I have just noticed a weird thing. I have a rhythm guitar DI track and when the guitar is not playing I can hear some hum and the CLICK track the guitar was recorded with. it's very faint but audible if boosted by an amp sim.
how did it get in there? is it possible for a pickup to pick up the click track?
 
I was given the DI tracks so I'm not sure which pickup was in the bridge position. guitar was a LTD ben savage, so crunchlab or liquifire.

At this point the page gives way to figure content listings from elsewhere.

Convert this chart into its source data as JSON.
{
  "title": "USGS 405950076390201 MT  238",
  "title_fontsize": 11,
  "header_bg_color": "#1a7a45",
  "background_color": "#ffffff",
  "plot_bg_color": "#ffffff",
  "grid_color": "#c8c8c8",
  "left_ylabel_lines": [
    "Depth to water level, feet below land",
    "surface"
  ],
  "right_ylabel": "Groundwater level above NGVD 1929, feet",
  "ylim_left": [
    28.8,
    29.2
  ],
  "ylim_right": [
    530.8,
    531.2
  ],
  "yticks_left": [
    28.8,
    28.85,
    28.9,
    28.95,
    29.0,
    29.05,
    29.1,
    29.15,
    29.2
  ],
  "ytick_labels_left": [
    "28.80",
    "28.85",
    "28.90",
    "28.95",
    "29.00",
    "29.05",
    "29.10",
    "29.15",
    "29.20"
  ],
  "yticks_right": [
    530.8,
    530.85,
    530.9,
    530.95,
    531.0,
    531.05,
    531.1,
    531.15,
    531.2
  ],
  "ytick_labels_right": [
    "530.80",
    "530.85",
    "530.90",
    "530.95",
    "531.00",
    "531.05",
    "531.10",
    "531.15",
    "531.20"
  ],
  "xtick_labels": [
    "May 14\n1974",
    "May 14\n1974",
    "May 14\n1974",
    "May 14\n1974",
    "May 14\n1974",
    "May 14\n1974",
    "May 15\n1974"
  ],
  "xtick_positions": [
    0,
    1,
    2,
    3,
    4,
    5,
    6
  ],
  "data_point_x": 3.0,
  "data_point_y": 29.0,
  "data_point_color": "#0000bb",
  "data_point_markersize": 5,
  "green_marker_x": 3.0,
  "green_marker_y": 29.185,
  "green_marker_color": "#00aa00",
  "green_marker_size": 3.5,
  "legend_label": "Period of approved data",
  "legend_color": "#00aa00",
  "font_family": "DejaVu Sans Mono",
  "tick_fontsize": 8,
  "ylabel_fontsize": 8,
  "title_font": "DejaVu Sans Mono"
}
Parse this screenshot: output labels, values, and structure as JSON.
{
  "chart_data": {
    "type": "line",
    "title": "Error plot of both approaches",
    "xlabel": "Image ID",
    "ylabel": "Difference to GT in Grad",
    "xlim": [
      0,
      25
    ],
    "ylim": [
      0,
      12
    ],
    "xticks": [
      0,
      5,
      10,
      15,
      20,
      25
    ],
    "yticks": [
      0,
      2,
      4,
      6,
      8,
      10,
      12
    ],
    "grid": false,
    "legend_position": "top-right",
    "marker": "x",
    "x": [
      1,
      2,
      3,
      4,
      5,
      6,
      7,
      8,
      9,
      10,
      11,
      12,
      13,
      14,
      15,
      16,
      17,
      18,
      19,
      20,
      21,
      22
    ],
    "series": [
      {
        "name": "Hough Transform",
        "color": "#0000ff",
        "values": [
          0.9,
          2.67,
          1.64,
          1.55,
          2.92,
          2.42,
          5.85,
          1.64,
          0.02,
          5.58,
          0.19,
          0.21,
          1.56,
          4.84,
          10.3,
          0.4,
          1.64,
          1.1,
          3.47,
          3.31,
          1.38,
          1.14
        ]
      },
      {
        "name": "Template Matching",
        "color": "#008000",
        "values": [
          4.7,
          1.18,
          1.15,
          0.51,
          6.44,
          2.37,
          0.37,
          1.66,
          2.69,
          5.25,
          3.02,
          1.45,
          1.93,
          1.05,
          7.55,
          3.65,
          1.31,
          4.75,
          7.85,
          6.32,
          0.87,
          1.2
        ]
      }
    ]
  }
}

could it be a shielding issue and is it possible with active pickups too?
 
I've had it happen with EMG 81.

Obviously you can't retrack at this point, but if you could, have the guitarist face away from the monitors, maybe turn them down a little, or use headphones.
 
you can have this with EMG 81s and cranked monitors like wutz says. Had this issue also, noticed during soloing some guitar parts. There was nothing to hear anymore when the mix was done.
 
I've noticed that some people tend to cross the headphone cable with the guitar cable, which in some cases will bleed the signal through(But then you'll have allot of noise and harsh feedback in the signal as well.).
 
Had this happen to me before with LP Studio stock pickups. Could only hear it on a long chord ring out that I didn't hear until reamping. Luckily I was able to re-track it real quick. So now I go headphones or face away from monitors. Lesson Learned.
 
I sometimes get this during pauses, I've never had it audible any other time. As far as I can tell, it's really not a big deal.
 
I automate the click volume down for parts where I know there will be sustained notes but also sometimes use the click bleed into the pickups for effect.
 
Totally normal. Guitar pickups are transducers just like any other, and will pick up sound in addition to just the strings. This is why I'll have guitar players listen in headphones a lot, even if they're right next to me, so that the click doesn't bleed as much. They can turn it up as loud as they want.